Nigeria’s real gross domestic product grew by 3.98 percent in the third quarter of 2025, driven by strong performance in crop production, information and communications technology, real estate, and financial services. The GDP growth rate surpasses the population growth rate, suggesting modest improvements in per capita income.

The country’s digital payments ecosystem continues to thrive, with Nigeria ranking among Africa’s most advanced markets in this sector. The vibrant fintech industry has produced eight of the continent’s nine unicorn companies—privately held startups valued at over $1 billion. This technological advancement has improved financial inclusion and created new opportunities for economic participation.

International credit rating agencies have taken notice of Nigeria’s economic improvements. Both Fitch Ratings and S&P Global Ratings have issued favorable assessments, reflecting improved investor sentiment, enhanced policy credibility, and greater macroeconomic stability. These ratings influence the cost at which Nigeria can borrow from international markets and affect foreign direct investment decisions.

Tokunbo Abiru, chairman of the senate committee on banking, insurance and other financial institutions, commended the monetary policy framework implemented by the CBN. Abiru noted that lawmakers have observed “remarkable macroeconomic improvements” since their last engagement with the bank in July 2025. The senator praised the CBN’s leadership for earning favorable international ratings that enhance Nigeria’s standing in global financial markets.

The reserves accumulation occurs against the backdrop of global economic challenges, including tightening monetary conditions in advanced economies and volatile commodity prices.
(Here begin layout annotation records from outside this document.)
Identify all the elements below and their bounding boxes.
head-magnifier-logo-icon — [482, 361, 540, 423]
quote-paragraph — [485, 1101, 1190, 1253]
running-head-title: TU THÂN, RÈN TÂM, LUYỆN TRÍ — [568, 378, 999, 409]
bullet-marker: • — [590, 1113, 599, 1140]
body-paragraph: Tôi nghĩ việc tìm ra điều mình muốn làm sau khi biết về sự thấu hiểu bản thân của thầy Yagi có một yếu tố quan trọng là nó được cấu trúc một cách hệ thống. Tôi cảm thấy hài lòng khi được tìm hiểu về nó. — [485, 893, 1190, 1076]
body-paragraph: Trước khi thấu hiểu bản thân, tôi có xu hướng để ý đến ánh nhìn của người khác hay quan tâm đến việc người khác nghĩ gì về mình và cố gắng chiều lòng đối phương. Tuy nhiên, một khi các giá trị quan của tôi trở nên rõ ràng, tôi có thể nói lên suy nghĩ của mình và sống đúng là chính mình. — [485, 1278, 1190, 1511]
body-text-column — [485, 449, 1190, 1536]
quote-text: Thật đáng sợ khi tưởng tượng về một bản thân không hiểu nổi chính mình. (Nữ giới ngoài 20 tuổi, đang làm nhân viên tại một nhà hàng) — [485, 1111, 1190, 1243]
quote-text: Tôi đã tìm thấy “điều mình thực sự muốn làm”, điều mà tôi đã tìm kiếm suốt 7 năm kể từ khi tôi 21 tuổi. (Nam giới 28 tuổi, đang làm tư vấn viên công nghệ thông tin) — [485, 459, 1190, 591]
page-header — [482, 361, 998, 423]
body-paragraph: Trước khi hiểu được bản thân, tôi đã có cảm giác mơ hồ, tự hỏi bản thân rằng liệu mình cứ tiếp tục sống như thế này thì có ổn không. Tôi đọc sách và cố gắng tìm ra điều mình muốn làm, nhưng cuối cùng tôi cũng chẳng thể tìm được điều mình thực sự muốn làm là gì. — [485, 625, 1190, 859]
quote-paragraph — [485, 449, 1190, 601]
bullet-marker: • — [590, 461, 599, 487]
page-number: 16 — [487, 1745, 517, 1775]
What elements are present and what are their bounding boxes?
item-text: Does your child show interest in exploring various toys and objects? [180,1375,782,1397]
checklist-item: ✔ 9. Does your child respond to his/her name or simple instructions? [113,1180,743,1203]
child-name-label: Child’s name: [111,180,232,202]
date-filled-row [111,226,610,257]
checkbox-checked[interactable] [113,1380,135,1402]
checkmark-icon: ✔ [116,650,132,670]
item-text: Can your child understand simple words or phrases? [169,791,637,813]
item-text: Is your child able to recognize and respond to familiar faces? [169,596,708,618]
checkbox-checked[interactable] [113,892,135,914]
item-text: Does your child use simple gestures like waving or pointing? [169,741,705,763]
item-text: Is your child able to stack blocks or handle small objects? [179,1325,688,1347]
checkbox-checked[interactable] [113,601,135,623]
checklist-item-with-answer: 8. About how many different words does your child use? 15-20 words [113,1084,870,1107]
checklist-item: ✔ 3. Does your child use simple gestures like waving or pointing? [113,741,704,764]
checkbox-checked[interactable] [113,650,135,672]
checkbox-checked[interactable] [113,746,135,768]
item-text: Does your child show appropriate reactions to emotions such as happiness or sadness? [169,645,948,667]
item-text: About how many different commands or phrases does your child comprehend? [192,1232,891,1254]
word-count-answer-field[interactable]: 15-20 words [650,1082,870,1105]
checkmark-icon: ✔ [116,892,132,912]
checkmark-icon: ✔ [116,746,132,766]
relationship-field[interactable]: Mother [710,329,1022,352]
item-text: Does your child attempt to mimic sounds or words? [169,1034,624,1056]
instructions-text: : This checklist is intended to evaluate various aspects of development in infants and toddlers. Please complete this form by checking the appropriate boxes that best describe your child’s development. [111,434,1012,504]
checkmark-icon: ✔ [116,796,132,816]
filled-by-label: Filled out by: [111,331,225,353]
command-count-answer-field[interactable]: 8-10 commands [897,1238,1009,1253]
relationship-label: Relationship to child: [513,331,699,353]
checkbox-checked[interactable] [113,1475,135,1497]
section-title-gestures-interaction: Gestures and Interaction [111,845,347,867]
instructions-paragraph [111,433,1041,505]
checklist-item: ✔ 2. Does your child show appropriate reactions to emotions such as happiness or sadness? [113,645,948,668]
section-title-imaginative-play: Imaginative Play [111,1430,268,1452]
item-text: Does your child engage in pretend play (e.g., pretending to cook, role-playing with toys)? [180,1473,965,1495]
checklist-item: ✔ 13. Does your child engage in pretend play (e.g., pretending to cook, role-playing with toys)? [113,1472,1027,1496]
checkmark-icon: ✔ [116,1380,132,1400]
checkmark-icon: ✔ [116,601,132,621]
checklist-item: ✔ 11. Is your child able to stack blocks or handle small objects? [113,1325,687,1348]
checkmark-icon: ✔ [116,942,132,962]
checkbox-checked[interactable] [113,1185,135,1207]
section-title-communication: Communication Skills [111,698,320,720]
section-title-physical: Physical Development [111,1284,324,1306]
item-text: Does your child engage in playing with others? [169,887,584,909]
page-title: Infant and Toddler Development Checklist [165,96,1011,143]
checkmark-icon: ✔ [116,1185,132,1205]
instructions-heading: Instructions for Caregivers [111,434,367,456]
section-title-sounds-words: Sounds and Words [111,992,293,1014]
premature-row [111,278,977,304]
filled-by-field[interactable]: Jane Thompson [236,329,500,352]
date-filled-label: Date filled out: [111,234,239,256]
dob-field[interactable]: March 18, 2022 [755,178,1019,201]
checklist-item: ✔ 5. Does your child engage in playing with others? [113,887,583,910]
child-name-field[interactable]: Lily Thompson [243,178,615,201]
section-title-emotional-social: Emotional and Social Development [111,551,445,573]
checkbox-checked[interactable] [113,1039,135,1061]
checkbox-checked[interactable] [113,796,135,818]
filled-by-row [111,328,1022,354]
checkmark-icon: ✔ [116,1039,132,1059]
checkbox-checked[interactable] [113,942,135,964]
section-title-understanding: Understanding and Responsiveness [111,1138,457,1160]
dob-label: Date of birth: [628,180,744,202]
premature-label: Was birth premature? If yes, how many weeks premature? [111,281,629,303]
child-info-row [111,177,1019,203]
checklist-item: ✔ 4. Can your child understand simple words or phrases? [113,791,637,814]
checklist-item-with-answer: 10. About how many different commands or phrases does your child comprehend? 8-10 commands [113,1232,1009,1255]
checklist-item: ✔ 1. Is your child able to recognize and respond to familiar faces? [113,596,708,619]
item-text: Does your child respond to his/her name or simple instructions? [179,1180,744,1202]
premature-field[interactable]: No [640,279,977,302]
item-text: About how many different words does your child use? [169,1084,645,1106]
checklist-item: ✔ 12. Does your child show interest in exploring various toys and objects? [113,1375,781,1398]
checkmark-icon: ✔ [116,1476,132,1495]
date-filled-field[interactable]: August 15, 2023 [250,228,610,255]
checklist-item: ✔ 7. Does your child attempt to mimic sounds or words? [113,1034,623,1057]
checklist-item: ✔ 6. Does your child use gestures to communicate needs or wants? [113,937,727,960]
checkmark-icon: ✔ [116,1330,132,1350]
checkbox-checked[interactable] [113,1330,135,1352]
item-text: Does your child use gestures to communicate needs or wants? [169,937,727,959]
Nigeria’s ability to build reserves during this period demonstrates resilience and improved economic management.

However, sustaining the reserves growth will require continued policy discipline and structural reforms. Nigeria’s economy remains heavily dependent on oil exports, which account for the bulk of foreign exchange earnings. Diversifying export revenues through non-oil sectors, particularly agriculture and manufacturing, remains essential for long-term stability.

The increased import cover of 10.3 months provides Nigeria with greater capacity to meet its external obligations and defend the naira against speculative attacks. International financial institutions typically recommend maintaining reserves sufficient for at least three months of imports, making Nigeria’s current position relatively comfortable by this standard.